La Federación Nacional de Asociaciones Inmobiliarias (FAI) ha mostrado su rechazo al paquete de medidas en materia de vivienda aprobado este viernes por el Gobierno en un Consejo de Ministros extraordinario, al considerar que estas iniciativas “pueden agravar la situación del alquiler” y llegar a ser “contraproducentes”.
En una nota difundida tras la reunión del Ejecutivo, la patronal inmobiliaria advierte de que “la congelación de rentas o la prórroga forzosa de contratos como medidas para paliar los efectos de la guerra en Irán pueden agravar la situación del alquiler en un contexto de incertidumbre internacional”.
La organización sectorial también expresa su “preocupación” ante el conjunto de propuestas impulsadas para amortiguar el impacto del conflicto en Oriente Próximo, subrayando que, “lejos de solucionar el problema, pueden resultar contraproducentes”.
El presidente de la FAI, José María Alfaro, incide en que es “fundamental adaptar medidas para que los efectos de la crisis no supongan un agravante más para el problema de la vivienda y sus elevados precios”, y advierte sobre decisiones políticas que, “aunque bien intencionadas, puedan agravar los desequilibrios existentes en el mercado, generando más miedo y presión” sobre el sector.

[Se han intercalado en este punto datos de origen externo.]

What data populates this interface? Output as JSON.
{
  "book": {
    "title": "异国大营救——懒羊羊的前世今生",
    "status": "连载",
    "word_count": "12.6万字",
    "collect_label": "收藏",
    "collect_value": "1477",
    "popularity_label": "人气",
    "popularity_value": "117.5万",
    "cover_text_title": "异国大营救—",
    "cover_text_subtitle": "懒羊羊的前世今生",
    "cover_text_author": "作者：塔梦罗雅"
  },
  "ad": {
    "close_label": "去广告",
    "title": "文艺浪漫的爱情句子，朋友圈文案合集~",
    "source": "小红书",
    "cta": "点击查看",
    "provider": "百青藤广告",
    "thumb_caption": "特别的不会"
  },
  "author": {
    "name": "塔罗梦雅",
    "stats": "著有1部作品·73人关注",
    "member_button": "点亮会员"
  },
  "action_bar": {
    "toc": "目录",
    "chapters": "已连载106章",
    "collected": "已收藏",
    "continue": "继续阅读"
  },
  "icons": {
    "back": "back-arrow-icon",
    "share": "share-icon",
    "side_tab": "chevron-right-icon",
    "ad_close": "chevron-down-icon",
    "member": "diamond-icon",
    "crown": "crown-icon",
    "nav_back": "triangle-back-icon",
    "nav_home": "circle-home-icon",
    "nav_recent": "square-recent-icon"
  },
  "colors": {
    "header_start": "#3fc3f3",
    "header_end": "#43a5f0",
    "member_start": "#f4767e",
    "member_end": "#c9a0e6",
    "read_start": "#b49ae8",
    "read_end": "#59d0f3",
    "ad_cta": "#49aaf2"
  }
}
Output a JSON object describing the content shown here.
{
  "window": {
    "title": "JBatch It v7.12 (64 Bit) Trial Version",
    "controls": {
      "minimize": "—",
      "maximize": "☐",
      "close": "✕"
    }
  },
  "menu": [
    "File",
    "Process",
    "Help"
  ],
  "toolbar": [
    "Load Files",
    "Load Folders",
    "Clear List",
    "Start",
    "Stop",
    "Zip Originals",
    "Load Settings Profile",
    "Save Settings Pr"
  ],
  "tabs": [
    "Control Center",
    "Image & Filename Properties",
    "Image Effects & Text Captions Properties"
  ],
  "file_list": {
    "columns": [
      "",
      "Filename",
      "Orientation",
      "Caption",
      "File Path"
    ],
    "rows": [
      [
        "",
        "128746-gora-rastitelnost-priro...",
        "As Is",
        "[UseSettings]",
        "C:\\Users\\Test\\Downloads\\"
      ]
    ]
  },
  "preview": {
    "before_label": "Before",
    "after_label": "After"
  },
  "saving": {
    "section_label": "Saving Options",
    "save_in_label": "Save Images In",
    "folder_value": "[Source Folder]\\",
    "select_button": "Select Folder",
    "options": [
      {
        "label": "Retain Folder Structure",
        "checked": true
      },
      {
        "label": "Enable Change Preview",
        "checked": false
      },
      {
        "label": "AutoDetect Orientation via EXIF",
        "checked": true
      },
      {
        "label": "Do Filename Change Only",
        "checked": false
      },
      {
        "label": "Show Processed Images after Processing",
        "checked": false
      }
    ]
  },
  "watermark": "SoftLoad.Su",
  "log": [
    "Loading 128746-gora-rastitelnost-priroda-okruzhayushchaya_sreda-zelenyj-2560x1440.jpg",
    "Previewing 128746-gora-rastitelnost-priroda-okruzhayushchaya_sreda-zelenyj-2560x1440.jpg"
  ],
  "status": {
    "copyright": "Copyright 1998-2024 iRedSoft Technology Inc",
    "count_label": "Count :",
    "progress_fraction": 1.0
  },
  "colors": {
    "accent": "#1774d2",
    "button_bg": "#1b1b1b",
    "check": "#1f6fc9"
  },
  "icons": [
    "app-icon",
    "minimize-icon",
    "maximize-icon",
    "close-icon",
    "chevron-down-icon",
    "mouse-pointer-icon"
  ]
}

Alfaro sostiene que la experiencia reciente muestra que “las intervenciones excesivamente restrictivas tienden a retraer la oferta disponible, reduciendo las opciones para los inquilinos y afectando especialmente a los colectivos más vulnerables”.
En esta línea, reclama que las distintas administraciones “actúen con responsabilidad” y den prioridad a “medidas que aporten estabilidad a corto, medio y largo plazo”, recordando que la actual “crisis habitacional” tiene un carácter estructural y “no es coyuntural”.
El dirigente de la FAI añade que la situación geopolítica asociada a la guerra en Irán “introduce un nuevo foco de incertidumbre en la economía global, con posibles repercusiones en el mercado inmobiliario español”.
En paralelo, el Gobierno ha detallado tras el Consejo de Ministros extraordinario la aprobación de un paquete de 80 medidas con el que asegura que movilizará 5.000 millones de euros. Entre las actuaciones previstas figuran la reducción del IVA al 10% en carburantes, electricidad y gas, la rebaja de otros tributos que inciden en la factura eléctrica y una bonificación de 20 céntimos dirigida a transportistas y agricultores.